Correlation does not equal causation, and there is no evidence supporting that. I'm not getting into how there are several things that are incorrect in the above.

And, as said, it is very profitable for insurance companies to be the middle man - in healthcare, and other industries (auto insurance, for example.) The insurance companies lobby pharmaceuticals on their own, and they do a dance to establish a price the insurance company is fine taking. The payers take most of the risk.

But, if someone is chronically ill, they are dependent on healthcare and insurance - because part of the song and dance pharmaceutical and insurance companies do is make sure a customer wouldn't dare stop paying for insurance, and try to get medications on their own. The prices are set so that "insurers" become the only resort for chronically ill persons.

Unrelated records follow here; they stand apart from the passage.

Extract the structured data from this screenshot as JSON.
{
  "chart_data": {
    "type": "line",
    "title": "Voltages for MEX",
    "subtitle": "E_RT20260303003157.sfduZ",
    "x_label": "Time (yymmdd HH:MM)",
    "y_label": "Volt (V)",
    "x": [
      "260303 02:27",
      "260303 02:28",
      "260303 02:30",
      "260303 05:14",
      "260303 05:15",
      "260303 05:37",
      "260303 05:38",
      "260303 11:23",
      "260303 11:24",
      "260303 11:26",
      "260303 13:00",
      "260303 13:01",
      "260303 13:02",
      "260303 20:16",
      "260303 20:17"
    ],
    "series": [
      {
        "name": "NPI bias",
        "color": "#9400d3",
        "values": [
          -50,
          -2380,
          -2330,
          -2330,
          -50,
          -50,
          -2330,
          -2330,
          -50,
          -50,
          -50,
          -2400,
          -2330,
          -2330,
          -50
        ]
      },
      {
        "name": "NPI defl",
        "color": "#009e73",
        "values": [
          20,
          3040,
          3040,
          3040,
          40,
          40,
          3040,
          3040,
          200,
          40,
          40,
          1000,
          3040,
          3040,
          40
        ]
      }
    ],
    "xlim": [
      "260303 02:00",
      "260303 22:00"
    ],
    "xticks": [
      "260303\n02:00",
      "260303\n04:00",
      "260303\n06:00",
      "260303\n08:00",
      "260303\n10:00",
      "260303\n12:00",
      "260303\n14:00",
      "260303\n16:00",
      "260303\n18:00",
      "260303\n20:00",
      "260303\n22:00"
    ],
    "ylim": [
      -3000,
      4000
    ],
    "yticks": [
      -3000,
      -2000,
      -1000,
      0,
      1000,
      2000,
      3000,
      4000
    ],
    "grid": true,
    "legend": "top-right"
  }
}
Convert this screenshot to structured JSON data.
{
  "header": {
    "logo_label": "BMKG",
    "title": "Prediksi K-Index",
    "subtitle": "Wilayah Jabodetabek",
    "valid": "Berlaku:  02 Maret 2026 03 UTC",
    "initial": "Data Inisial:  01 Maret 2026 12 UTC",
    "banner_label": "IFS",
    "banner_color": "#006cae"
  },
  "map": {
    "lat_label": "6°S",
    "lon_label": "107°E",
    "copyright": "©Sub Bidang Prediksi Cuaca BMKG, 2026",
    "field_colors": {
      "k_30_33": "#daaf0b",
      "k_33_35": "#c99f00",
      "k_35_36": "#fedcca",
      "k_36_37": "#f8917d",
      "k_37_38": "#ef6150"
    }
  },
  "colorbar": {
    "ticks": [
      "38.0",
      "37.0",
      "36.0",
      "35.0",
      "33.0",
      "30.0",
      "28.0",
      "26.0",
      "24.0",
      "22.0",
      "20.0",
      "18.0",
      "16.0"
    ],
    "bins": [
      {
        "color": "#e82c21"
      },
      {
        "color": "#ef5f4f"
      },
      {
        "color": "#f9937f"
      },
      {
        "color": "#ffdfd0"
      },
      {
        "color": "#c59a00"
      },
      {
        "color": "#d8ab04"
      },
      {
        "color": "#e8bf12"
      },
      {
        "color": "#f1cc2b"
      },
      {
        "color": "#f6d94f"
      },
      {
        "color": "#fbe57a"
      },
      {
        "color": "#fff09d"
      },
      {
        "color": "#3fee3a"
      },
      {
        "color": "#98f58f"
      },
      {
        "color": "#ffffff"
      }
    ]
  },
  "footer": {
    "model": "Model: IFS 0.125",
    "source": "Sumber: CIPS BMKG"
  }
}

I wasn't explicit before, but I am talking about real commodities - "futures" of healthcare. A chronic, paying customer will stay a paying customer, but a healthy person can always change insurance carriers that offer minimal coverage, or not get insurance at all. (I am not the only one disillusioned with the entire medical and insurance industry.) Moreover, healthier people are more likely to move than a chronically ill person that had grown comfortable with their healthcare, and doctor.

So, over the long term insurance companies profit hugely on chronically ill patients - especially those who depend on insurance for medication. Healthy people are traded as if you are short-selling, and chronically ill patients are traded as commodities. Both of those are ideal for their respective capitalistic trading vector. Acute illness patients, or patients that need surgeries do not fit in this category.
If someone is chronically ill, the things in the incentives program wouldn't keep them ill. It would reverse it (as best it could).

That would be a good thing for the patient.

I'm not seeing the bad side, other than it being "suspicious".